The output would be:
| ID | VisitNum | Type |
|----|----------|-------------|
| 1 | 1 | Store |
| 2 | 3 | Catalog |
| 3 | 100 | Walk-In |
I wanted to use dplyr and do some grouping and filtering...I'm thinking something like this:
dupes <- dupes %>%
group_by(ID, VisitNum) %>%
summarise(Count=n() )
filter( <here's where I get stuck...some condition where the Count is greater than 1 then...> )

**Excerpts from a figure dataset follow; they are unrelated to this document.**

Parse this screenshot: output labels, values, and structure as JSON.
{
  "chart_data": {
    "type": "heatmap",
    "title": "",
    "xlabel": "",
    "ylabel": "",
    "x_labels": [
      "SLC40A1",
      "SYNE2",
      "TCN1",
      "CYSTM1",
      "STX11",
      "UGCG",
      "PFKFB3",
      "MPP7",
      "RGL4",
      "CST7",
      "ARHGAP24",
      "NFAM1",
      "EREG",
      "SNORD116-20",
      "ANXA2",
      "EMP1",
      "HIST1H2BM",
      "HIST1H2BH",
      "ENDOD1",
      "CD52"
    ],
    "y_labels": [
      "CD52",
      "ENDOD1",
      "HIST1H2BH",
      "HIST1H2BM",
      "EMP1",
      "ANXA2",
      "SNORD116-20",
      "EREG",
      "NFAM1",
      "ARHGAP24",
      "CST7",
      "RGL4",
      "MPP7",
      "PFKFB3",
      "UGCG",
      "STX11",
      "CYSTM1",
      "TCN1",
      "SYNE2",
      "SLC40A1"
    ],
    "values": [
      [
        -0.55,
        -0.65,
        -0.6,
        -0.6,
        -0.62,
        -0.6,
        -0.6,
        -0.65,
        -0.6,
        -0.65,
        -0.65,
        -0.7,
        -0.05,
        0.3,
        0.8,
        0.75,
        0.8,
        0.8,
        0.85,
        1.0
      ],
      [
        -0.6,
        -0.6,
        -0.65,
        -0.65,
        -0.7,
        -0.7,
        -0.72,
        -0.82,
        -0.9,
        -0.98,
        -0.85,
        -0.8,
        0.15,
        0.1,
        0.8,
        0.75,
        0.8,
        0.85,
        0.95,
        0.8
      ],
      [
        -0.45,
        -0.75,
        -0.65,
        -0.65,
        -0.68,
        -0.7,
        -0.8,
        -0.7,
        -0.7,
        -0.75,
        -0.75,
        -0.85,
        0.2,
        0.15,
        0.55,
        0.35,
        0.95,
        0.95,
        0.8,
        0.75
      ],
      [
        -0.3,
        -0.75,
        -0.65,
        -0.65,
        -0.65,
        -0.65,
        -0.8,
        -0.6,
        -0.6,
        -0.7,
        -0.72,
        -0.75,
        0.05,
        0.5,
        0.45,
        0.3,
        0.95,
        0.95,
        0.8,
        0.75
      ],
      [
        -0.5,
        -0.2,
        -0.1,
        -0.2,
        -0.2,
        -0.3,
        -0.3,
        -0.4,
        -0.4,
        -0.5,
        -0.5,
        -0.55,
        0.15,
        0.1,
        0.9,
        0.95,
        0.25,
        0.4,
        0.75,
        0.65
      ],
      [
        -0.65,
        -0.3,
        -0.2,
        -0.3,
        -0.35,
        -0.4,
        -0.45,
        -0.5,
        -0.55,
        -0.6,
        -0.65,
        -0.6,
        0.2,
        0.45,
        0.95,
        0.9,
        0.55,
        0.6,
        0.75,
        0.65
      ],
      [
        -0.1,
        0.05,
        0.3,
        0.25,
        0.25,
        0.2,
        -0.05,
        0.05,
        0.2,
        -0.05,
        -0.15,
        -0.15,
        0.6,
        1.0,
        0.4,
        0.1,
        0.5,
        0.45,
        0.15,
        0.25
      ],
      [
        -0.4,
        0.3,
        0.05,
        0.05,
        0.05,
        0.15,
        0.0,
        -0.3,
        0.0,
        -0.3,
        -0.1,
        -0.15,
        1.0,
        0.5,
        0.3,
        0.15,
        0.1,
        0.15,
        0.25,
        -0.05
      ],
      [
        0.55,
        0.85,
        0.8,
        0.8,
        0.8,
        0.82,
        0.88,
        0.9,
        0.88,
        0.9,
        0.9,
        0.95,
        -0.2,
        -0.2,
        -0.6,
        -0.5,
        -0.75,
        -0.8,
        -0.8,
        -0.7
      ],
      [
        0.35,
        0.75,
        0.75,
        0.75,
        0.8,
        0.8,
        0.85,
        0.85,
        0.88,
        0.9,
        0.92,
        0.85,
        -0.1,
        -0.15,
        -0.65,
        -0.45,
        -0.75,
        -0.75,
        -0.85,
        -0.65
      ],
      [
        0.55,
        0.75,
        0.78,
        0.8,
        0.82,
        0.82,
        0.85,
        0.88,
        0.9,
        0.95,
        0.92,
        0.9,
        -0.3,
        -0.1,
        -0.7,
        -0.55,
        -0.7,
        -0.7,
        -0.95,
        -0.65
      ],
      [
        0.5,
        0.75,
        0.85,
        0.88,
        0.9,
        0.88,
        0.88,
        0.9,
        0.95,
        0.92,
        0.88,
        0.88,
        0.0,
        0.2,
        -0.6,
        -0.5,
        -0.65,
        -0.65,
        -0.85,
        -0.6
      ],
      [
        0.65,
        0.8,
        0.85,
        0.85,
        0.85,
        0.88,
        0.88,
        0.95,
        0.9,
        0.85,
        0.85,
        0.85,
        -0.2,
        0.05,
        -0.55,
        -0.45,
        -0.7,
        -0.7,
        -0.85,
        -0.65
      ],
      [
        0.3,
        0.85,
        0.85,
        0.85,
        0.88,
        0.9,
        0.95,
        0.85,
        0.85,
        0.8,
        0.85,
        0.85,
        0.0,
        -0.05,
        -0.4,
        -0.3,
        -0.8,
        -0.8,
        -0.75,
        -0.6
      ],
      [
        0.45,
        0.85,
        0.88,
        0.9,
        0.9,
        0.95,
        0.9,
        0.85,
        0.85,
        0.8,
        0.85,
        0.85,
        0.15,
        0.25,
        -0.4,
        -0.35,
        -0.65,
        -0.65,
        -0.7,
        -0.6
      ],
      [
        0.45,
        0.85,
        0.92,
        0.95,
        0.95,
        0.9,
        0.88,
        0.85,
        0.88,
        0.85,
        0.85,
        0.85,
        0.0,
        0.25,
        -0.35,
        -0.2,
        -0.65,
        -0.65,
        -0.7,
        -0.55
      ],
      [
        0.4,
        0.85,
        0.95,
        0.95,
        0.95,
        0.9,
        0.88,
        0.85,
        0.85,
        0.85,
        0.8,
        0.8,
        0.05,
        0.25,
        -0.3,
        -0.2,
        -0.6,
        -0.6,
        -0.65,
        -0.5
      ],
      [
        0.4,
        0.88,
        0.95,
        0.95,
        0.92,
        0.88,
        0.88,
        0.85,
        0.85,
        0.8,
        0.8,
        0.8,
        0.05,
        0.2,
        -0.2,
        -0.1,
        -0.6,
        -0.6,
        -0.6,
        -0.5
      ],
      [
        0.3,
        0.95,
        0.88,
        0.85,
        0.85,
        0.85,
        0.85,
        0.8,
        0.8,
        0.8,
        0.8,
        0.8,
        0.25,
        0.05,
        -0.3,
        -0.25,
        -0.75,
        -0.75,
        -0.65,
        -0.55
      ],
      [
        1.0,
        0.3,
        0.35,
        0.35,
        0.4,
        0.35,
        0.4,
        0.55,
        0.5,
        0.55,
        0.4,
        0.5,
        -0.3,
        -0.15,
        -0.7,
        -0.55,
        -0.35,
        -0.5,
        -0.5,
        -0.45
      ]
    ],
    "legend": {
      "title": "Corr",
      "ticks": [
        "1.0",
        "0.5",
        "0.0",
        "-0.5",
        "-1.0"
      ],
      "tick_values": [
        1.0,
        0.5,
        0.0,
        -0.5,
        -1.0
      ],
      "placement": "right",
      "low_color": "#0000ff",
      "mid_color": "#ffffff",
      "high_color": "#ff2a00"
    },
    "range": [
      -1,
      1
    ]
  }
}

Any push in the right direction would be greatly appreciated.
And here is my dataframe:
dupes <- data.frame(ID=c(1, 1, 2, 2, 3), VisitNum=c(1, 1, 3, 3, 100), Type=c('Store', 'Online', 'Catalog', 'SmokeSignal', 'Walk-In'))
Upvotes: 1
Views: 635
Reputation: 887148
Based on the example, we can use slice
to get the first element assuming that the 'Type' is already in order
library(dplyr)
dupes %>%
group_by(ID, VisitNum) %>%
slice(1)
# ID VisitNum Type
# <dbl> <dbl> <fctr>
#1 1 1 Store
#2 2 3 Catalog
#3 3 100 Walk-In
Or based on the criteria
dupes %>%
group_by(ID, VisitNum) %>%
filter((n() > 1 & !(Type %in% c("Online", "SmokeSignal")))| n()==1)
# ID VisitNum Type
# <dbl> <dbl> <fctr>
#1 1 1 Store
#2 2 3 Catalog
#3 3 100 Walk-In
Upvotes: 1